L'occupation d'une pareille place expliquerait, à elle seule, l'influence des Éduens sur les nations limitrophes. Bibracte, du haut de ses plateaux, présentait le front à chacune d'elles, et pouvait lancer à son gré des bandes dans leurs vallées qui s'ouvraient à ses pieds, ou les replier en cas d'insuccès dans ses retranchements inexpugnables.

Si l'on songe aux conditions physiques où se trouvait la Gaule, à ces guerres permanentes qui faisaient de ce pays un vaste champ-clos, dans lequel les tribus n'étaient occupées qu'à s'attaquer ou à se défendre, à soutenir ou à entreprendre des sièges, on doit convenir qu'il n'existe, sur aucun point du territoire Éduen, un lieu plus merveilleusement approprié que le mont Beuvray aux exigences d'un état de choses aussi violent.

Avant de décrire les diverses parties de l'_oppidum_ de Bibracte, mises à jour par les fouilles de ces dernières années, nous essaierons de retracer brièvement l'histoire de cette forteresse dont la destinée se liait à celle d'une puissante cité, et qui fut, pendant de longs siècles, l'instrument de son salut et de sa grandeur.

I

APERÇU SUR L'HISTOIRE DE BIBRACTE

Des haches de bronze et quelques flèches en silex sont les premiers indices du séjour de l'homme sur la montagne de Beuvray. A cette preuve archéologique de l'ancienneté de la station, il convient d'en ajouter une autre empruntée aux traditions religieuses: le culte des eaux et des fontaines--le plus ancien de tous avec celui du feu--a laissé, en effet, sur la montagne (où il fut apporté par les races d'émigrants venus d'Asie) des traces qu'on ne saurait méconnaître et qui jusqu'ici ont résisté à toutes les révolutions. La persistance de ce culte au _même_ lieu, aux _mêmes_ époques--et suivant les _mêmes_ rites que l'on voit observer encore aujourd'hui sur les bords du Gange et de l'Indus, s'explique difficilement si l'on n'admet point que _dès les temps les plus reculés_ le mont Beuvray a été fréquenté comme un lieu de pèlerinage, et que les coutumes dont nous parlons puisent leur vitalité dans la profondeur des âges.

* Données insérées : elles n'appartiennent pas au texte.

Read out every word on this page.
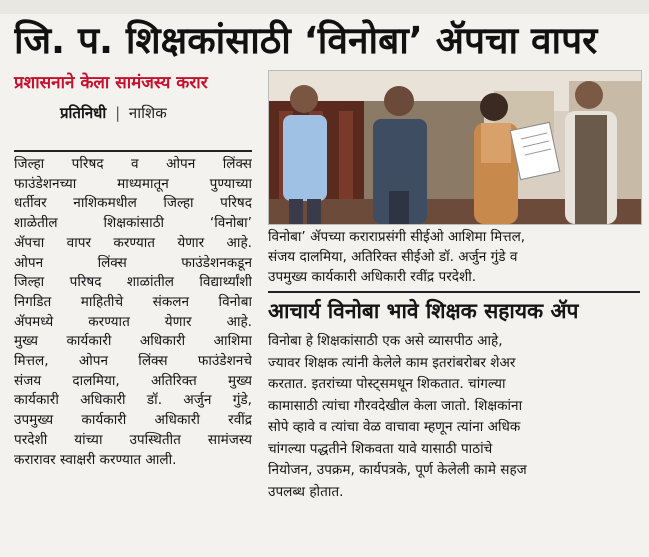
जि. प. शिक्षकांसाठी ‘विनोबा’ ॲपचा वापर
प्रशासनाने केला सामंजस्य करार
प्रतिनिधी | नाशिक
जिल्हा परिषद व ओपन लिंक्स
फाउंडेशनच्या माध्यमातून पुण्याच्या
धर्तीवर नाशिकमधील जिल्हा परिषद
शाळेतील शिक्षकांसाठी ‘विनोबा’
ॲपचा वापर करण्यात येणार आहे.
ओपन लिंक्स फाउंडेशनकडून
जिल्हा परिषद शाळांतील विद्यार्थ्यांशी
निगडित माहितीचे संकलन विनोबा
ॲपमध्ये करण्यात येणार आहे.
मुख्य कार्यकारी अधिकारी आशिमा
मित्तल, ओपन लिंक्स फाउंडेशनचे
संजय दालमिया, अतिरिक्त मुख्य
कार्यकारी अधिकारी डॉ. अर्जुन गुंडे,
उपमुख्य कार्यकारी अधिकारी रवींद्र
परदेशी यांच्या उपस्थितीत सामंजस्य
करारावर स्वाक्षरी करण्यात आली.
विनोबा’ ॲपच्या कराराप्रसंगी सीईओ आशिमा मित्तल,
संजय दालमिया, अतिरिक्त सीईओ डॉ. अर्जुन गुंडे व
उपमुख्य कार्यकारी अधिकारी रवींद्र परदेशी.
आचार्य विनोबा भावे शिक्षक सहायक ॲप
विनोबा हे शिक्षकांसाठी एक असे व्यासपीठ आहे,
ज्यावर शिक्षक त्यांनी केलेले काम इतरांबरोबर शेअर
करतात. इतरांच्या पोस्ट्समधून शिकतात. चांगल्या
कामासाठी त्यांचा गौरवदेखील केला जातो. शिक्षकांना
सोपे व्हावे व त्यांचा वेळ वाचावा म्हणून त्यांना अधिक
चांगल्या पद्धतीने शिकवता यावे यासाठी पाठांचे
नियोजन, उपक्रम, कार्यपत्रके, पूर्ण केलेली कामे सहज
उपलब्ध होतात.
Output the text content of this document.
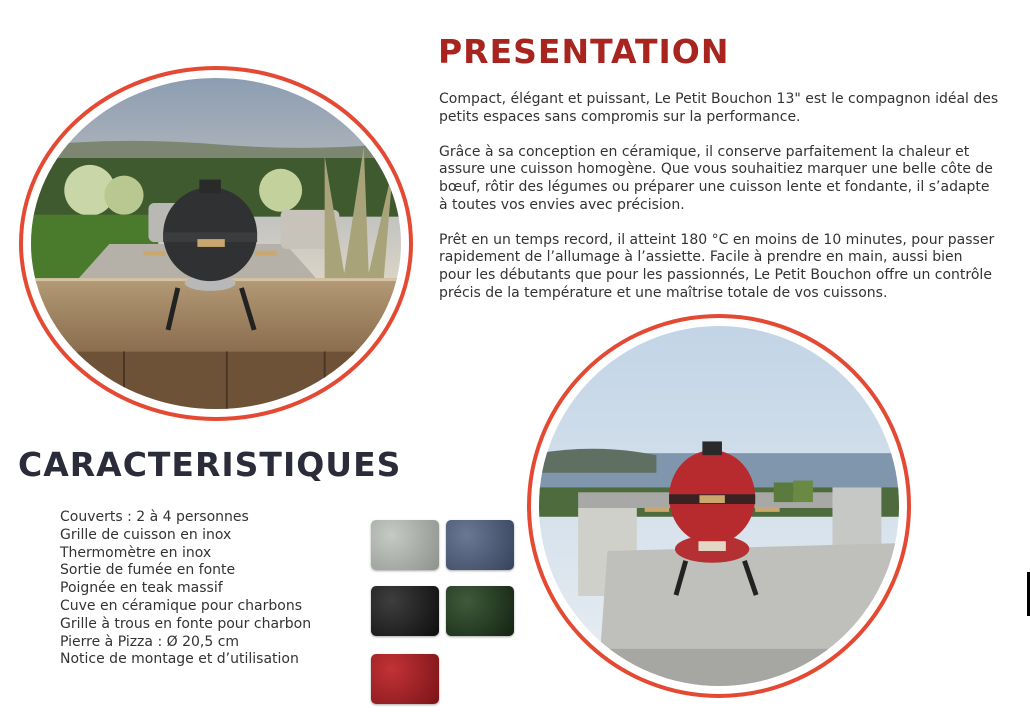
PRESENTATION

Compact, élégant et puissant, Le Petit Bouchon 13" est le compagnon idéal des petits espaces sans compromis sur la performance.

Grâce à sa conception en céramique, il conserve parfaitement la chaleur et assure une cuisson homogène. Que vous souhaitiez marquer une belle côte de bœuf, rôtir des légumes ou préparer une cuisson lente et fondante, il s’adapte à toutes vos envies avec précision.

Prêt en un temps record, il atteint 180 °C en moins de 10 minutes, pour passer rapidement de l’allumage à l’assiette. Facile à prendre en main, aussi bien pour les débutants que pour les passionnés, Le Petit Bouchon offre un contrôle précis de la température et une maîtrise totale de vos cuissons.

CARACTERISTIQUES
Couverts : 2 à 4 personnes
Grille de cuisson en inox
Thermomètre en inox
Sortie de fumée en fonte
Poignée en teak massif
Cuve en céramique pour charbons
Grille à trous en fonte pour charbon
Pierre à Pizza : Ø 20,5 cm
Notice de montage et d’utilisation
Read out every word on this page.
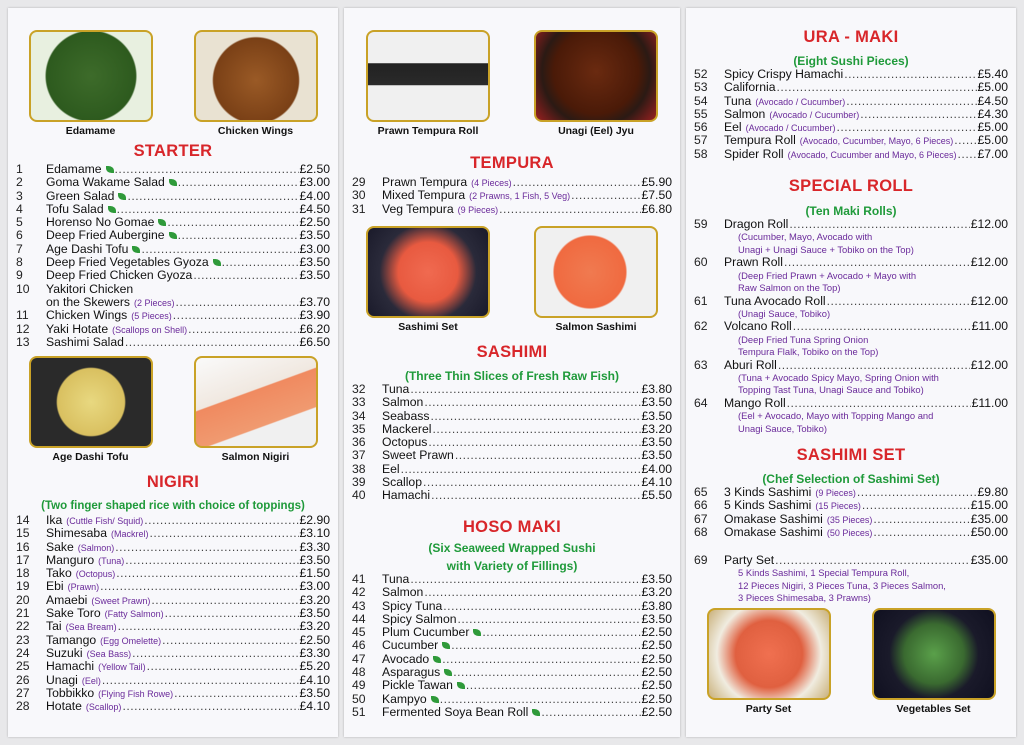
Edamame	Chicken Wings
STARTER
1	Edamame .....	£2.50
2	Goma Wakame Salad .....	£3.00
3	Green Salad .....	£4.00
4	Tofu Salad .....	£4.50
5	Horenso No Gomae .....	£2.50
6	Deep Fried Aubergine .....	£3.50
7	Age Dashi Tofu .....	£3.00
8	Deep Fried Vegetables Gyoza .....	£3.50
9	Deep Fried Chicken Gyoza .....	£3.50
10	Yakitori Chicken
on the Skewers (2 Pieces) .....	£3.70
11	Chicken Wings (5 Pieces) .....	£3.90
12	Yaki Hotate (Scallops on Shell) .....	£6.20
13	Sashimi Salad .....	£6.50
Age Dashi Tofu	Salmon Nigiri
NIGIRI
(Two finger shaped rice with choice of toppings)
14	Ika (Cuttle Fish/ Squid) .....	£2.90
15	Shimesaba (Mackrel) .....	£3.10
16	Sake (Salmon) .....	£3.30
17	Manguro (Tuna) .....	£3.50
18	Tako (Octopus) .....	£1.50
19	Ebi (Prawn) .....	£3.00
20	Amaebi (Sweet Prawn) .....	£3.20
21	Sake Toro (Fatty Salmon) .....	£3.50
22	Tai (Sea Bream) .....	£3.20
23	Tamango (Egg Omelette) .....	£2.50
24	Suzuki (Sea Bass) .....	£3.30
25	Hamachi (Yellow Tail) .....	£5.20
26	Unagi (Eel) .....	£4.10
27	Tobbikko (Flying Fish Rowe) .....	£3.50
28	Hotate (Scallop) .....	£4.10
Prawn Tempura Roll	Unagi (Eel) Jyu
TEMPURA
29	Prawn Tempura (4 Pieces) .....	£5.90
30	Mixed Tempura (2 Prawns, 1 Fish, 5 Veg) .....	£7.50
31	Veg Tempura (9 Pieces) .....	£6.80
Sashimi Set	Salmon Sashimi
SASHIMI
(Three Thin Slices of Fresh Raw Fish)
32	Tuna .....	£3.80
33	Salmon .....	£3.50
34	Seabass .....	£3.50
35	Mackerel .....	£3.20
36	Octopus .....	£3.50
37	Sweet Prawn .....	£3.50
38	Eel .....	£4.00
39	Scallop .....	£4.10
40	Hamachi .....	£5.50
HOSO MAKI
(Six Seaweed Wrapped Sushi
with Variety of Fillings)
41	Tuna .....	£3.50
42	Salmon .....	£3.20
43	Spicy Tuna .....	£3.80
44	Spicy Salmon .....	£3.50
45	Plum Cucumber .....	£2.50
46	Cucumber .....	£2.50
47	Avocado .....	£2.50
48	Asparagus .....	£2.50
49	Pickle Tawan .....	£2.50
50	Kampyo .....	£2.50
51	Fermented Soya Bean Roll .....	£2.50
URA - MAKI
(Eight Sushi Pieces)
52	Spicy Crispy Hamachi .....	£5.40
53	California .....	£5.00
54	Tuna (Avocado / Cucumber) .....	£4.50
55	Salmon (Avocado / Cucumber) .....	£4.30
56	Eel (Avocado / Cucumber) .....	£5.00
57	Tempura Roll (Avocado, Cucumber, Mayo, 6 Pieces) ..... £5.00
58	Spider Roll (Avocado, Cucumber and Mayo, 6 Pieces) ..... £7.00
SPECIAL ROLL
(Ten Maki Rolls)
59	Dragon Roll .....	£12.00
(Cucumber, Mayo, Avocado with
Unagi + Unagi Sauce + Tobiko on the Top)
60	Prawn Roll .....	£12.00
(Deep Fried Prawn + Avocado + Mayo with
Raw Salmon on the Top)
61	Tuna Avocado Roll .....	£12.00
(Unagi Sauce, Tobiko)
62	Volcano Roll .....	£11.00
(Deep Fried Tuna Spring Onion
Tempura Flalk, Tobiko on the Top)
63	Aburi Roll .....	£12.00
(Tuna + Avocado Spicy Mayo, Spring Onion with
Topping Tast Tuna, Unagi Sauce and Tobiko)
64	Mango Roll .....	£11.00
(Eel + Avocado, Mayo with Topping Mango and
Unagi Sauce, Tobiko)
SASHIMI SET
(Chef Selection of Sashimi Set)
65	3 Kinds Sashimi (9 Pieces) .....	£9.80
66	5 Kinds Sashimi (15 Pieces) .....	£15.00
67	Omakase Sashimi (35 Pieces) .....	£35.00
68	Omakase Sashimi (50 Pieces) .....	£50.00
69	Party Set .....	£35.00
5 Kinds Sashimi, 1 Special Tempura Roll,
12 Pieces Nigiri, 3 Pieces Tuna, 3 Pieces Salmon,
3 Pieces Shimesaba, 3 Prawns)
Party Set	Vegetables Set
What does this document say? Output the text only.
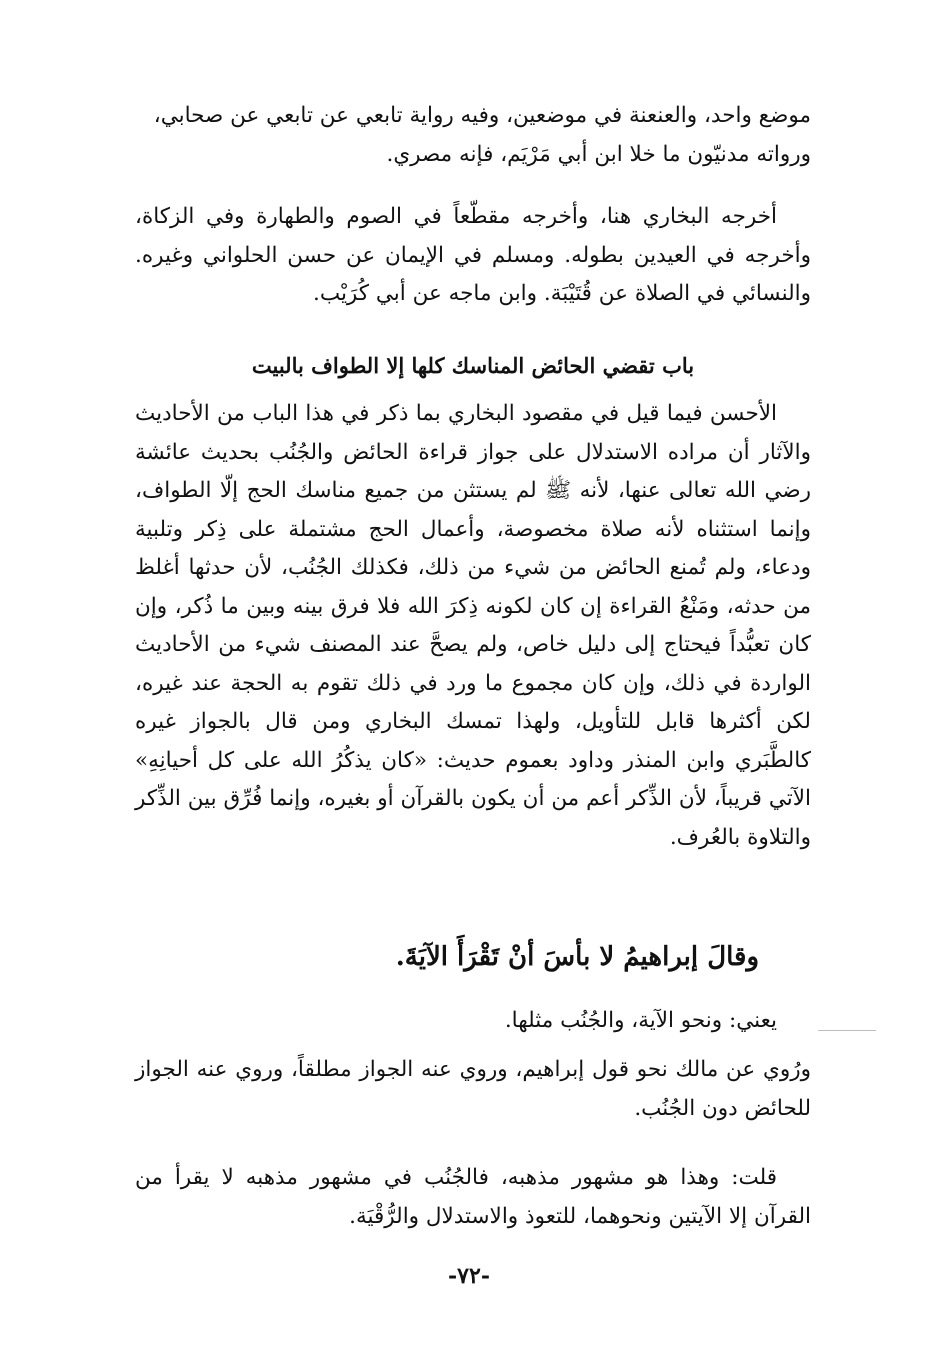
موضع واحد، والعنعنة في موضعين، وفيه رواية تابعي عن تابعي عن صحابي، ورواته مدنيّون ما خلا ابن أبي مَرْيَم، فإنه مصري.

أخرجه البخاري هنا، وأخرجه مقطّعاً في الصوم والطهارة وفي الزكاة، وأخرجه في العيدين بطوله. ومسلم في الإيمان عن حسن الحلواني وغيره. والنسائي في الصلاة عن قُتَيْبَة. وابن ماجه عن أبي كُرَيْب.

باب تقضي الحائض المناسك كلها إلا الطواف بالبيت

الأحسن فيما قيل في مقصود البخاري بما ذكر في هذا الباب من الأحاديث والآثار أن مراده الاستدلال على جواز قراءة الحائض والجُنُب بحديث عائشة رضي الله تعالى عنها، لأنه ﷺ لم يستثن من جميع مناسك الحج إلّا الطواف، وإنما استثناه لأنه صلاة مخصوصة، وأعمال الحج مشتملة على ذِكر وتلبية ودعاء، ولم تُمنع الحائض من شيء من ذلك، فكذلك الجُنُب، لأن حدثها أغلظ من حدثه، ومَنْعُ القراءة إن كان لكونه ذِكرَ الله فلا فرق بينه وبين ما ذُكر، وإن كان تعبُّداً فيحتاج إلى دليل خاص، ولم يصحَّ عند المصنف شيء من الأحاديث الواردة في ذلك، وإن كان مجموع ما ورد في ذلك تقوم به الحجة عند غيره، لكن أكثرها قابل للتأويل، ولهذا تمسك البخاري ومن قال بالجواز غيره كالطَّبَري وابن المنذر وداود بعموم حديث: «كان يذكُرُ الله على كل أحيانِهِ» الآتي قريباً، لأن الذِّكر أعم من أن يكون بالقرآن أو بغيره، وإنما فُرِّق بين الذِّكر والتلاوة بالعُرف.

وقالَ إبراهيمُ لا بأسَ أنْ تَقْرَأَ الآيَةَ.

يعني: ونحو الآية، والجُنُب مثلها.

ورُوي عن مالك نحو قول إبراهيم، وروي عنه الجواز مطلقاً، وروي عنه الجواز للحائض دون الجُنُب.

قلت: وهذا هو مشهور مذهبه، فالجُنُب في مشهور مذهبه لا يقرأ من القرآن إلا الآيتين ونحوهما، للتعوذ والاستدلال والرُّقْيَة.

-٧٢-
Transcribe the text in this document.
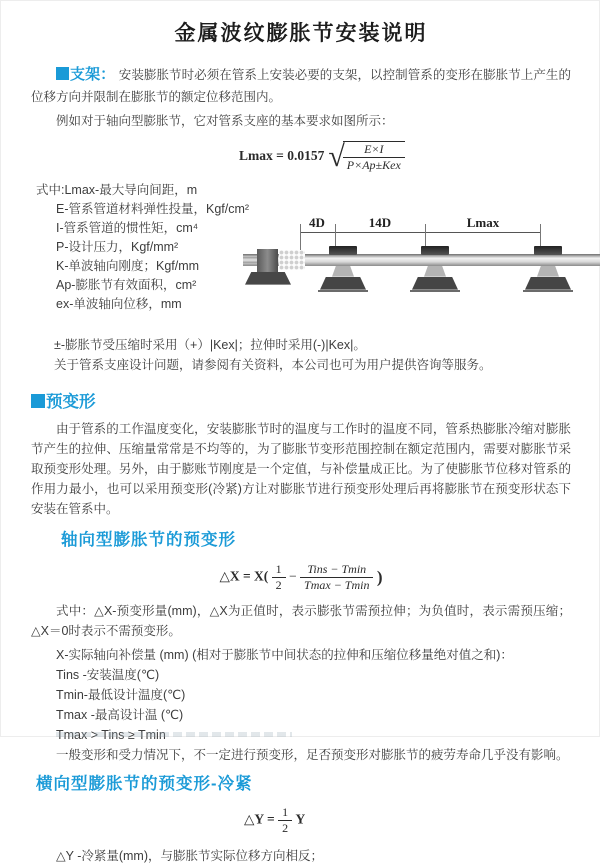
金属波纹膨胀节安装说明

支架： 安装膨胀节时必须在管系上安装必要的支架，以控制管系的变形在膨胀节上产生的位移方向并限制在膨胀节的额定位移范围内。

例如对于轴向型膨胀节，它对管系支座的基本要求如图所示：

Lmax = 0.0157 √
$\frac{E\times I}{\text{P×Ap±Kex}}$
式中:Lmax-最大导向间距，m
E-管系管道材料弹性投量，Kgf/cm²
I-管系管道的惯性矩，cm⁴
P-设计压力，Kgf/mm²
K-单波轴向刚度；Kgf/mm
Ap-膨胀节有效面积，cm²
ex-单波轴向位移，mm
4D	14D	Lmax
±-膨胀节受压缩时采用（+）|Kex|；拉伸时采用(-)|Kex|。
关于管系支座设计问题，请参阅有关资料，本公司也可为用户提供咨询等服务。
预变形

由于管系的工作温度变化，安装膨胀节时的温度与工作时的温度不同，管系热膨胀冷缩对膨胀节产生的拉伸、压缩量常常是不均等的，为了膨胀节变形范围控制在额定范围内，需要对膨胀节采取预变形处理。另外，由于膨账节刚度是一个定值，与补偿量成正比。为了使膨胀节位移对管系的作用力最小，也可以采用预变形(冷紧)方让对膨胀节进行预变形处理后再将膨胀节在预变形状态下安装在管系中。

轴向型膨胀节的预变形
△X = $X( \frac{1}{2} - \frac{\text{Tins − Tmin}}{Tmax - Tmin}$ )

式中：△X-预变形量(mm)，△X为正值时，表示膨张节需预拉伸；为负值时，表示需预压缩；△X＝0时表示不需预变形。

X-实际轴向补偿量 (mm) (相对于膨胀节中间状态的拉伸和压缩位移量绝对值之和)：

Tins -安装温度(℃)

Tmin-最低设计温度(℃)

Tmax -最高设计温 (℃)

Tmax > Tins ≥ Tmin

一般变形和受力情况下，不一定进行预变形，足否预变形对膨胀节的疲劳寿命几乎没有影响。

横向型膨胀节的预变形-冷紧
△Y = $\frac{1}{2}$ Y

△Y -冷紧量(mm)，与膨胀节实际位移方向相反；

La position escarpée de la montagne dut en faire, à l'origine, un refuge pour les populations de chasseurs et de pasteurs nomades qui occupaient le pays; d'autre part, la fête religieuse des sources du Beuvray fut un puissant appât pour les industries qui trouvaient en même temps, dans cette position retranchée, la sécurité indispensable à leur travail, et l'écoulement facile de leurs produits.

Les arts et l'industrie des Gaulois éduens restèrent à l'état rudimentaire jusqu'à l'époque où des peuples plus civilisés--les Carthaginois et surtout les Marseillais--entrèrent en communication avec eux par les deux grandes voies fluviales du Rhône et de la Saône.[1]

Il serait difficile de fixer la date de ces premières communications (que l'histoire a enregistrées à une époque relativement récente); nous savons seulement que, 123 ans avant Jésus-Christ, les Marseillais mirent les Éduens en rapport avec Rome et obtinrent pour eux le titre de _frères du peuple romain_.

A l'époque dont nous parlons (un siècle environ avant l'ère chrétienne) la Gaule était divisée en clans restreints, sans lien entre eux, sans littérature, et sans art proprement dit, presque sans écriture--puisqu'il était défendu aux druides de s'en servir pour conserver l'histoire et les dogmes.--Les Éduens étaient pourtant en pleine prospérité, sous le rapport matériel. Nous n'en voulons pour preuve que l'état de l'impôt et les entreprises financières de certains chefs éduens--dont l'un, Dumnorix, fermier de tous les péages de la cité, ne voyageait jamais sans avoir trois cents chevaux à sa suite.--L'agriculture était très avancée; l'emploi de la marne et de la chaux pour amender les terres--invention gauloise ou grecque--avait plus que doublé la fertilité des champs. _Aedui calce uberrimos fecere agros_.[2] Quant au bétail, il était nombreux et nourri dans de vastes pâtures, situées quelquefois dans l'intérieur même des oppidum.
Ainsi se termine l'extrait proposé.